Das mit den Mimiken gilt teilweise auch nur eher für Kinder. Mit der Zeit erfassen einige Autisten das auch mehr und mehr zumndest in der Theorie.
Schwierig. Keiner der erwachsenen Nicht-Autisten könnte sagen, ob er das alles mal auswendig gelernt hat, oder nicht. Z.B. ist mein Lebenspartner und Papa von Thaddäus ist Kabarettist und eine richtige "Rampensau", steht immer im Mittelpunkt. Und stets, nachdem er in Gesellschaft mal wieder alle Leute beleidigt hat, geht er mit den Worten nach Hause: "Ach, war das ein schöner Abend!" Er merkt das einfach nicht, wenn er jemanden vor den Kopf gestoßen hat, sagt dann: "Ja, aber das ist doch die Wahrheit!" Oftmals hat er damit auch Recht, und dann denke ich, daß die Menschen sich selbst nicht so wichtig nehmen und über ihre eigenen Defizite lachen sollten.
Ich meine, alles was sich in der Kindheit zum Erkennen von Mimiken und Gesten heraus etabliert hat, ist pure Angst. Angst davor, nicht mitspielen zu dürfen/ ausgegrenzt zu werden, Angst davor, nicht verstanden zu werden. Das ist der Indikator für schnelles Lernen von gesellschaftlichen Normen. Was ich beobachte ist, daß die autistischen Kinder keine Ängste haben, z.B. bezüglich Gefahrensituationen; sie klettern überall hoch, springen überall runter, rennen auf die Straße, um einen Bus zu umarmen und kommentieren alles, was den Tatsachen entspricht, ohne Angst davor, ins "Fettnäpfchen" zu treten. Später, wenn man älter wird und Sprache besser einsetzen kann, kann man Höflichkeitsformen auswendig lernen, das trifft auch auf Nicht- Autisten zu. Dennoch bleibt doch der Umstand für Autisten bestehen, daß sie eher die Rolltreppe in Kenntnis nehmen, als das kleine Mädchen, das weinend vor der Rolltreppe steht. Andererseits bin ich mir total sicher, daß, wenn Autisten Bilder von verhungernden Kindern in Armutsländern sehen, dann auch denken/ wissen: "Nein, das darf nicht sein!" "Was für eine Ungerechtigkeit!" Und spätestens dann seid Ihr denjenigen Nicht-Autisten weit voraus, die da denken: "Ach ja, das berührt mich nicht, das ist weit weg."

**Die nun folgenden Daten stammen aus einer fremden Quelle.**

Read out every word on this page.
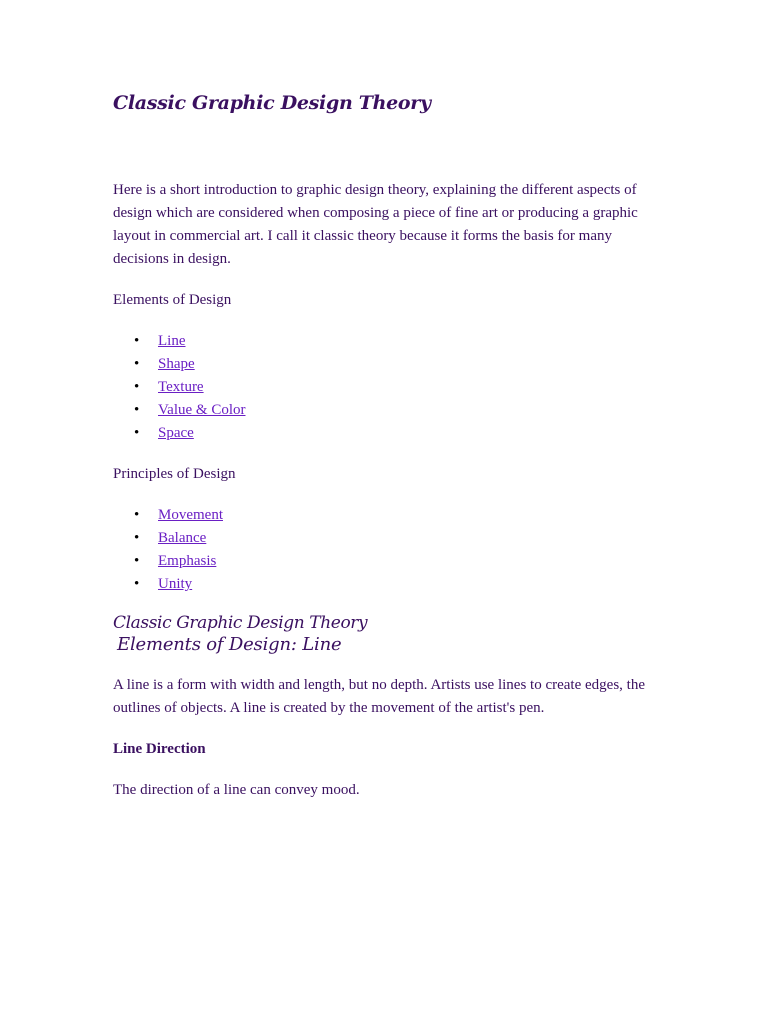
Classic Graphic Design Theory

Here is a short introduction to graphic design theory, explaining the different aspects of design which are considered when composing a piece of fine art or producing a graphic layout in commercial art. I call it classic theory because it forms the basis for many decisions in design.

Elements of Design

• Line
• Shape
• Texture
• Value & Color
• Space

Principles of Design

• Movement
• Balance
• Emphasis
• Unity
Classic Graphic Design Theory
Elements of Design: Line

A line is a form with width and length, but no depth. Artists use lines to create edges, the outlines of objects. A line is created by the movement of the artist's pen.

Line Direction

The direction of a line can convey mood.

Verstehst Du, was ich letztendlich meine? Wenn es dann plötzlich wieder heißt, daß Autisten einen ausgeprägten Gerechtigkeitssinn haben, dann widerspricht sich doch die These vom nicht Anteil haben an dem Wenn und Aber in unserem Dasein; in der Gesellschaft. Haben Eure Eltern irgendwann aufgegeben, Euch normal zu behandeln? Ich entschuldige mich vorab für diese Frage, aber ich erinnere mich noch frisch an die Auseinandersetzungen mit Thaddäus, wo ich so oft gedacht habe: "Wie kann ich diesem Kind was erklären, so daß er es mir abnimmt?" So oft habe ich gedacht, er versteht es einfach nicht, und dann kam von ihm selber (da war er kaum 2 Jahre alt): "hab den Carlos in die Wange gebissen." Damals, wie Nase beißen ein absolutes Liebesbekenntnis schlechthin. Bring jetzt mal einem Kind und den Eltern bei, daß das lieb gemeint war und Thaddäus den Kontakt gesucht hat.